Over the last couple of years a few things have happened that have left me feeling a bit hurt and made me question my friendships, eg.
- friends not checking how I was after an accident (it was serious enough that I was taken to hospital, although thankfully no lasting damage)
- friends not sending cards when I got married (we had a tiny immediate family-only wedding - no friends came to actual wedding) but some of my closest friends didn't even send a card
- friends who know I have been unwell since the start of the year not calling / texting to see how I am at all
- texting a friend to say a family member who has been ill for some time has passed away and not receiving a reply
- finding out someone I thought was a close friend is 4/5 months pregnant after seeing a conversation between her and someone else on Facebook (it wasn't a Facebook 'pregnancy announcement' just messages between her and someone else which were public so I saw them).
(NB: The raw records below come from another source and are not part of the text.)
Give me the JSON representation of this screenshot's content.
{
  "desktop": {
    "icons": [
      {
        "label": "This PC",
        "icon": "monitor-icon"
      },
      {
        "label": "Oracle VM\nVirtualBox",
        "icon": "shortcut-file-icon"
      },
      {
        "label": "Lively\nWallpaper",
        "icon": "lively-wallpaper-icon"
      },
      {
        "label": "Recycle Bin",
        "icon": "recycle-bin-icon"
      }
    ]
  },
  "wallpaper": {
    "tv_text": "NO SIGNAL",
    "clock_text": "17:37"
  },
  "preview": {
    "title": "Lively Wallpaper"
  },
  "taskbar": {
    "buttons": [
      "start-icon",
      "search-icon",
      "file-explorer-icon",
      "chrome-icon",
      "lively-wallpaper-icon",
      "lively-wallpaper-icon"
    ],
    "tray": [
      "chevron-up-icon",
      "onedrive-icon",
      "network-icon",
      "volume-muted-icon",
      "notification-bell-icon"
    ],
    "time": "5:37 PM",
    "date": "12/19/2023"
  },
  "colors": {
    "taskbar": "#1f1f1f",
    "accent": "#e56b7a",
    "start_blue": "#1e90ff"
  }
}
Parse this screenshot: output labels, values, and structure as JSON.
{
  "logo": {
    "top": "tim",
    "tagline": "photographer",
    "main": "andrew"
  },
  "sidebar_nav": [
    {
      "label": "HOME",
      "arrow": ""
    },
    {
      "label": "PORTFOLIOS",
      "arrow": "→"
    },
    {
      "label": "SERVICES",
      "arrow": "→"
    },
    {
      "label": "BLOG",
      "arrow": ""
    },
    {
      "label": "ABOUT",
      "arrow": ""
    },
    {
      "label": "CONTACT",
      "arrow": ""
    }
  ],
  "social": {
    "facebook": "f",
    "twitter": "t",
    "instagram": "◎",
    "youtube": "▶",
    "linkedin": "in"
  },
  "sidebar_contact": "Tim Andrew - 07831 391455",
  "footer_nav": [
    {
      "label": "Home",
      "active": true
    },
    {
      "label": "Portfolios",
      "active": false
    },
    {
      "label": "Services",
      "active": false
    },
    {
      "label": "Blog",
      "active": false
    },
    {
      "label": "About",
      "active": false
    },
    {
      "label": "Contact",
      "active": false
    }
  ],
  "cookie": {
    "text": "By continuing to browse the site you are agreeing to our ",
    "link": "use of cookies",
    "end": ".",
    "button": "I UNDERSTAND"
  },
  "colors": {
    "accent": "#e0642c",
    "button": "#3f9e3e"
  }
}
She hasn't bothered to tell me she is pregnant and I've text her a couple of times recently to see how she is and ask her if she fancies meeting up for a coffee and had no reply.
I'm not sure whether I am being demanding and expecting too much from my friendships? I'm feeling low at the moment from being unwell and losing a family member so not sure whether this has blurred my sense of perspective or not.
I just can't imagine knowing a friend is ill / going through a hard time and not checking on them from time to time? I totally appreciate my friends are all busy people, have their own lives etc and I am not expecting them to chase around after me, but I don't think I am being unreasonable to be hurt by the examples above, or am I?
Has anyone else successfully made new friends?